Devletin maaşını alıyor polis memuru ve kameraları cemaatin toplantısında talimatla kapatıyor ve yazılı talimatla açmıyor. Bunlara şimdi herkes inanıyor da o günün şartlarında inanmak bizim için de çok zordu. Yani benim üst tarafımda, MOBESE odasında oturan memur bizim kafamıza sıksa bundan daha iyi. Adam kameraları kapatmış, burada bombalar patlasın, hükümet zora düşsün, ülke kaosa girsin, bunların ağa babaları da istediğini yerine getirsin. Tabii bu memurların hepsi ihraç oldu ama tutuklanmadılar. Bunların 4'ünün telefonunda ByLock çıktı. Bu söylediğim 2 yıl önceki olay. Şu anda 4'ü de tutuklu. Bunların 'Mustafa Hoca' dediği kişinin kimliğini önce tespit edemedik sonra uzun uğraşlar sonunda polislerin ders aldığı kişinin Siverek'te öğretmenlik yapan Fatih Kılıç diye birinin olduğunu tespit ettik."
- "Yaş pastalı kutlamalar yaptılar"
Emniyet Müdürü Pınarbaşı, 7 Haziran seçimlerinden sonra iktidarın tek başına hükümet kurma çoğunluğunu kaybetmesinin ardından bazı kesimlerin Türkiye'yi karanlığa sürüklemek istediğini vurguladı.

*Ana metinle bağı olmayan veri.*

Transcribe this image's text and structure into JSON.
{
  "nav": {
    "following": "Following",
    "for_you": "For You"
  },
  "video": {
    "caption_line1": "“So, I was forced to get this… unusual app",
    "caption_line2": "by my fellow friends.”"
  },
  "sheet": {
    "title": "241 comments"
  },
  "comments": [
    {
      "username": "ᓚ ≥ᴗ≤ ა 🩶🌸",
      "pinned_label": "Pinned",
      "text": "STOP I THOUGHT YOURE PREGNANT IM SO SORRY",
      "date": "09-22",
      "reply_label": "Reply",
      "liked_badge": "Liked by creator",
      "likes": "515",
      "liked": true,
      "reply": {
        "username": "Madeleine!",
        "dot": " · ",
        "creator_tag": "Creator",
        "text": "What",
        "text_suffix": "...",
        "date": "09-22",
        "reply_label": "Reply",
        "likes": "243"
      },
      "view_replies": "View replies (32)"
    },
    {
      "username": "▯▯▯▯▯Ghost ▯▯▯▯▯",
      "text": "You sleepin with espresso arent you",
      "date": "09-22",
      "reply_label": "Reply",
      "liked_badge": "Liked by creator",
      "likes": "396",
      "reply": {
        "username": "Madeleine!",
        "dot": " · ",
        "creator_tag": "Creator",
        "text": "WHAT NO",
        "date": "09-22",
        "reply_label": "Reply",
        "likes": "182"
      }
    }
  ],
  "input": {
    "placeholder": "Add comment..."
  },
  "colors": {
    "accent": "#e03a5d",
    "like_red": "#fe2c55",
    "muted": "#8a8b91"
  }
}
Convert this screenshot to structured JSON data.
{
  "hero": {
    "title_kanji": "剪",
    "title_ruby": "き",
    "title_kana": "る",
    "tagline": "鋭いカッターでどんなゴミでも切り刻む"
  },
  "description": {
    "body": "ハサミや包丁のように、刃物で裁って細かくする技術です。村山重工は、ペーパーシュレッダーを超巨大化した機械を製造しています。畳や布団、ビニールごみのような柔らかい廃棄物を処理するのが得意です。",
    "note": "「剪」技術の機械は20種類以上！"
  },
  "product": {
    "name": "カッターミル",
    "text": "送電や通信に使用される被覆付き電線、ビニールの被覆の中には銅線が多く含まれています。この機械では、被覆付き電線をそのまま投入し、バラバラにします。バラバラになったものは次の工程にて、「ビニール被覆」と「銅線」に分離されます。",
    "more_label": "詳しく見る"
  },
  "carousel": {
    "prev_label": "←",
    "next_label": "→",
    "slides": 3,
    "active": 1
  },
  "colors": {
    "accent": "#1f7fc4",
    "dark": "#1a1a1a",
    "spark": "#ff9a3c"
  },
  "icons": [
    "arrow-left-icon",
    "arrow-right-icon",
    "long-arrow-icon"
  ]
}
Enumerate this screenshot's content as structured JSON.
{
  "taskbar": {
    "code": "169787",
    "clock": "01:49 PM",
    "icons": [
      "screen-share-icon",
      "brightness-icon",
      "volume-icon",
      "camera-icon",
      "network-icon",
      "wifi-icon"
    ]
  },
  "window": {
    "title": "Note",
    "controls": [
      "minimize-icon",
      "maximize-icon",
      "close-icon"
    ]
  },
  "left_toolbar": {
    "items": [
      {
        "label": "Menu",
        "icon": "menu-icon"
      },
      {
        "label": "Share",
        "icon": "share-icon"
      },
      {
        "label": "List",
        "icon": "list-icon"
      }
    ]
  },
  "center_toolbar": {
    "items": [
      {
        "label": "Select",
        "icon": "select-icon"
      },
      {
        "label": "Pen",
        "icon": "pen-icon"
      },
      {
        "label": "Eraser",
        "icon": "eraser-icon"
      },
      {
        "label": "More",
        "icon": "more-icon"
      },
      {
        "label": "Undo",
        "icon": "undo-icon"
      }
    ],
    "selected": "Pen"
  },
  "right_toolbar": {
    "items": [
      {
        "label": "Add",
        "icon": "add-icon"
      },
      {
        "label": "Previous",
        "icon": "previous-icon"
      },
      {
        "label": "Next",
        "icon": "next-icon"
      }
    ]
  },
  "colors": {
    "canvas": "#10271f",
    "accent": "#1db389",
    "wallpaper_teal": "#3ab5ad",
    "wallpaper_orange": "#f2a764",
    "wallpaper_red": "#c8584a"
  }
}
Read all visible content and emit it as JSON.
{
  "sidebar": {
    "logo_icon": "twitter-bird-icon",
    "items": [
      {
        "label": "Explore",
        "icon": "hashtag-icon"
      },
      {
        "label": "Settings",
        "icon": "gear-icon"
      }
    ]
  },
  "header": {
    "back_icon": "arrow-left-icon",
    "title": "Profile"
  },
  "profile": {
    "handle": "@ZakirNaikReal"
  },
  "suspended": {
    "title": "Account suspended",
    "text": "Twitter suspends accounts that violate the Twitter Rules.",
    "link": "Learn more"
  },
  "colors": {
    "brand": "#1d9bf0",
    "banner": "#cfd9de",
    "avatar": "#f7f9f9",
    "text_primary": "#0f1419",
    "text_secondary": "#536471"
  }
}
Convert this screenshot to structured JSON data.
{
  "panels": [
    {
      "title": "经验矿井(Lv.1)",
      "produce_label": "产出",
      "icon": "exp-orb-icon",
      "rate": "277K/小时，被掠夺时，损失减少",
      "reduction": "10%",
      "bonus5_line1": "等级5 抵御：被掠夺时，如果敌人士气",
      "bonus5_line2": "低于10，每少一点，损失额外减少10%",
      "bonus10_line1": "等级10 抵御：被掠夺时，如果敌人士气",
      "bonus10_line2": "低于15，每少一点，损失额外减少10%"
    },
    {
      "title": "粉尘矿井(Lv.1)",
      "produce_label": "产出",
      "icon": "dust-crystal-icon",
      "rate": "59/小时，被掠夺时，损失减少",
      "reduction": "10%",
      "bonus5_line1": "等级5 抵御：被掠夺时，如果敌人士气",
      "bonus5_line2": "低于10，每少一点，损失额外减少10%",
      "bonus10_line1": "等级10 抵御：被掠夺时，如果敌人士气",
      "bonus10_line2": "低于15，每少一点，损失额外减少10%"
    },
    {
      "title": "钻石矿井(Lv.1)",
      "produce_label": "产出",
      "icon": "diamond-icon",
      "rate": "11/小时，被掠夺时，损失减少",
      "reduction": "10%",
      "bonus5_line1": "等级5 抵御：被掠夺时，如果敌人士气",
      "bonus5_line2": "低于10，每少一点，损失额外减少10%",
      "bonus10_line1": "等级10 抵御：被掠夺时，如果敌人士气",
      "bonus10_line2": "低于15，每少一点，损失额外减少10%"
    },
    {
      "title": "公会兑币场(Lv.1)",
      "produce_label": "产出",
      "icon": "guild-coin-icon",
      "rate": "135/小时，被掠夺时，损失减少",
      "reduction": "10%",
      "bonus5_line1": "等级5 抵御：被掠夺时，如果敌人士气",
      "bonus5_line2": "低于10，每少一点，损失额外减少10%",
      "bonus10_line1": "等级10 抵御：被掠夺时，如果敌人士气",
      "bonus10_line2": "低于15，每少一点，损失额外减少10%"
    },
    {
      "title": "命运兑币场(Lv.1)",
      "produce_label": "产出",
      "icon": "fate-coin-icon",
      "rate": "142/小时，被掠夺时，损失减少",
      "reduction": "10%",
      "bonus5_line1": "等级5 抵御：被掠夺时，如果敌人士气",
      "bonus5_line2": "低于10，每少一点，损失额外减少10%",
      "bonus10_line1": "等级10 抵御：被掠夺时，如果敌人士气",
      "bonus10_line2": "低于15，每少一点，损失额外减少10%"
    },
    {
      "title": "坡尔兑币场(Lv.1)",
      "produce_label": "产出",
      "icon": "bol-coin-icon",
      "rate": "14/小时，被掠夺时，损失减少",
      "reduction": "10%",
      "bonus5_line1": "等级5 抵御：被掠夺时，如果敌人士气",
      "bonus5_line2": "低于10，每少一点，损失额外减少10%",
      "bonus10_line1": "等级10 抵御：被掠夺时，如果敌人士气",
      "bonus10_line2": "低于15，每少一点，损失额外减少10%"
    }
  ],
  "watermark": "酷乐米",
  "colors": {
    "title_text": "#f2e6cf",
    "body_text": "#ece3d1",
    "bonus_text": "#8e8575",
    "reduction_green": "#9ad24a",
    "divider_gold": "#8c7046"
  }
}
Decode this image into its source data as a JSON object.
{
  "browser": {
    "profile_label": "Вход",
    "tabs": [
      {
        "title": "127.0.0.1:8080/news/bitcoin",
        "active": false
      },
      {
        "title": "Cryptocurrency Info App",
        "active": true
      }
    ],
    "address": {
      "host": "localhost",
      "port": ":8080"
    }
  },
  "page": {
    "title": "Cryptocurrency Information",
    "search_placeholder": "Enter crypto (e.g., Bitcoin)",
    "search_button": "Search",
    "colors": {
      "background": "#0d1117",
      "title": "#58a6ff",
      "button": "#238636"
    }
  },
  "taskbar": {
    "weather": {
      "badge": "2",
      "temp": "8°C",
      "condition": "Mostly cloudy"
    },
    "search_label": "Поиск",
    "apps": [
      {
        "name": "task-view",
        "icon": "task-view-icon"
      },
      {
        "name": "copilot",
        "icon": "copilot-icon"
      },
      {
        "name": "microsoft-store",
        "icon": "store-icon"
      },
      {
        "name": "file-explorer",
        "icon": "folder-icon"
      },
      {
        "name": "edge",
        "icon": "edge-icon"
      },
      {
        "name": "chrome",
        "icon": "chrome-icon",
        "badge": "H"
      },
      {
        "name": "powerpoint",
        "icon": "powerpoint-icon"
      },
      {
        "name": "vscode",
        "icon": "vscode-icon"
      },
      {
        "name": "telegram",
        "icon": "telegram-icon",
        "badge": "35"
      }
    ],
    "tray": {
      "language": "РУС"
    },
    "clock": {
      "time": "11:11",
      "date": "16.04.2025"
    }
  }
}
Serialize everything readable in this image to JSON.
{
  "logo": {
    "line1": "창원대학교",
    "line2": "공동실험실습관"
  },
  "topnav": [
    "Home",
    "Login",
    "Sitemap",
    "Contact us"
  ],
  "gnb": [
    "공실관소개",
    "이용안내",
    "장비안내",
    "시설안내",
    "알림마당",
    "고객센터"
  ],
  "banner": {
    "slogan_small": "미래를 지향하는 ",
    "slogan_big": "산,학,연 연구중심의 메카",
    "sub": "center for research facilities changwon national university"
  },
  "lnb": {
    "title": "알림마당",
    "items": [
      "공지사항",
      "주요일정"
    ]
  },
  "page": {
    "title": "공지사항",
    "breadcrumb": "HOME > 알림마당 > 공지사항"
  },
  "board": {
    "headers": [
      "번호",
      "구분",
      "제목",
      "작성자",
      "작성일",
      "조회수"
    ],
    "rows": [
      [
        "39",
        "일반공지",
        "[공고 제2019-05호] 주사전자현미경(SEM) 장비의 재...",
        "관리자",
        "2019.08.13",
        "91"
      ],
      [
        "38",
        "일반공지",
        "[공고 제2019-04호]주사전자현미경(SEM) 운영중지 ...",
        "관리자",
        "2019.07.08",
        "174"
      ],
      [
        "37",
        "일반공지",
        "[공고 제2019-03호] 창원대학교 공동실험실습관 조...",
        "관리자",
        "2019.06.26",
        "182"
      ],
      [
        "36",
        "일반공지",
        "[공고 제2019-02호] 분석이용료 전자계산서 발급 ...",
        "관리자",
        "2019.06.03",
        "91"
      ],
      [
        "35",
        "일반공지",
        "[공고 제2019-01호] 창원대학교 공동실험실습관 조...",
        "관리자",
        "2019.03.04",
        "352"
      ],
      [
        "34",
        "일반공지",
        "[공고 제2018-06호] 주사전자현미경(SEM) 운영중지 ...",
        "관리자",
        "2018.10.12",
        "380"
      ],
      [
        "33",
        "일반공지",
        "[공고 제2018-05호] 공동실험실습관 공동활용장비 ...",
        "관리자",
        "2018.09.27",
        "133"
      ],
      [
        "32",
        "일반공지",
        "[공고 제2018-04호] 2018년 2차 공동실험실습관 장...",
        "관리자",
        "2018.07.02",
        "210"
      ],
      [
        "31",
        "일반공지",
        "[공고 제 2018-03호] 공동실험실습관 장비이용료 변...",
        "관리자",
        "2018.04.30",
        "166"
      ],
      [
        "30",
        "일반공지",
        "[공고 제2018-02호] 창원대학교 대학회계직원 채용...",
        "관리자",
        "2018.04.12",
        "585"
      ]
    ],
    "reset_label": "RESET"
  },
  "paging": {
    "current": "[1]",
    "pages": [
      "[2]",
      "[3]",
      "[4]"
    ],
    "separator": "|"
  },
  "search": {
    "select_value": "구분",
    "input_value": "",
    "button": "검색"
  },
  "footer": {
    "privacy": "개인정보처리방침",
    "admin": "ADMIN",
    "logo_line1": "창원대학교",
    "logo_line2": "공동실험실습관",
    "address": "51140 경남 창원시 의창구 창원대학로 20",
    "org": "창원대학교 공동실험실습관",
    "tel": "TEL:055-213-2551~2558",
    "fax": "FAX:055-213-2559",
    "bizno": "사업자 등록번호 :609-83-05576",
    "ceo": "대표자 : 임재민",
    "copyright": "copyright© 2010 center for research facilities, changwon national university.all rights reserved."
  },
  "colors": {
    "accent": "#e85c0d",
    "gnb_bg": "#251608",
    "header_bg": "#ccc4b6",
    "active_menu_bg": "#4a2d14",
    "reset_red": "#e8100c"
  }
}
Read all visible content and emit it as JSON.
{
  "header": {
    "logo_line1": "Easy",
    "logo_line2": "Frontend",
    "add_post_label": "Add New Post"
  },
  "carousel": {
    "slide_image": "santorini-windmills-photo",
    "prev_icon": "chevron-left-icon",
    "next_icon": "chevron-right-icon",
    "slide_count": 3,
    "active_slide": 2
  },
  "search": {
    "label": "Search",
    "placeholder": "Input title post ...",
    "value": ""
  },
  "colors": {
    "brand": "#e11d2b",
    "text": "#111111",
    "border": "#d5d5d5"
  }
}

Seçimlerden sonra FETÖ mensuplarının kutlama yaptığına işaret eden Pınarbaşı, "Bize ilçelerden gelen istihbaratlara göre bu yapının mensupları yaş pastalı ve havai fişekli kutlamalar yaptılar, içlerinde polisler de olmak üzere. Ben bu ortamda söylemem gereken ne ise nokta atış söyledim. Bundan sonra FETÖ medyası benle ilgili yapmadığı iftira kalmadı." dedi.
Göreve başladıktan sonra FETÖ ile bağlantısı olduğunu düşündüğü hiçbir personele görev vermediğini dile getiren Pınarbaşı, darbe gecesi trafik kazası geçirmesine rağmen görevini sürdürdüğünü söyledi.
Kaza geçirmeden önce bazı personeller hakkında gözaltı kararı verdiğini anlatan Pınarbaşı, şöyle konuştu:
"Darbe gecesi 26 emniyet müdürüne gözaltı kararı verdirdim, kaza geçirmeden 15 dakika önce. 'Hemen evlerinden alın, kimliklerine, silahlarına el koyun, derdest edin, koyun içeri' dedim. Çünkü darbe bunlarsız olmaz. 26 tane adam burada 2 yıl boyunca yan gelip yattı, devletten maaş aldı. Birkaçına görev verdik pişman olduk, 10-15 gün sonra geri aldık. Burada bir başarı varsa buradaki başarının esası bu örgütle mücadeledir. Eğer ki Türkiye geleceğe aydınlık bakmak istiyorsa ilk yapacağı şey bu örgütle mücadele etmektir. Bu örgütü alt etmeden biz en ufak meselemizi bile çözemeyiz. Şimdi tutturmuşlar bir mağdur edebiyatı, eğer ki bu yapıya, bu yapıya en ufak bir iltisakı olan adama acırsak acınacak hale düşeriz. Biz 15 Temmuzun artçı sarsıntılarını o dönemlerde tespit ettik, tedbirlerini aldık. 15 Temmuz'u da 6 ay önceden tespitini yaptık, onu da yazdık, gerekli yerlere söyledik. Yani bir hazırlık var diye. Neticede 15 Temmuz da oldu. Hepimiz yaşadık bunu. Cumhurbaşkanımızın öncülüğünde, milletimizin duruşuyla, Allah'ın inayetiyle bu büyük saldırıyı da atlattık."
Şanlıurfa Valisi Göngür Azim Tuna da yeni görevinde başarılar dilediği Pınarbaşı'nın, Şanlıurfa ve Sakarya arasında gönül köprüsü oluşturacağını belirtti.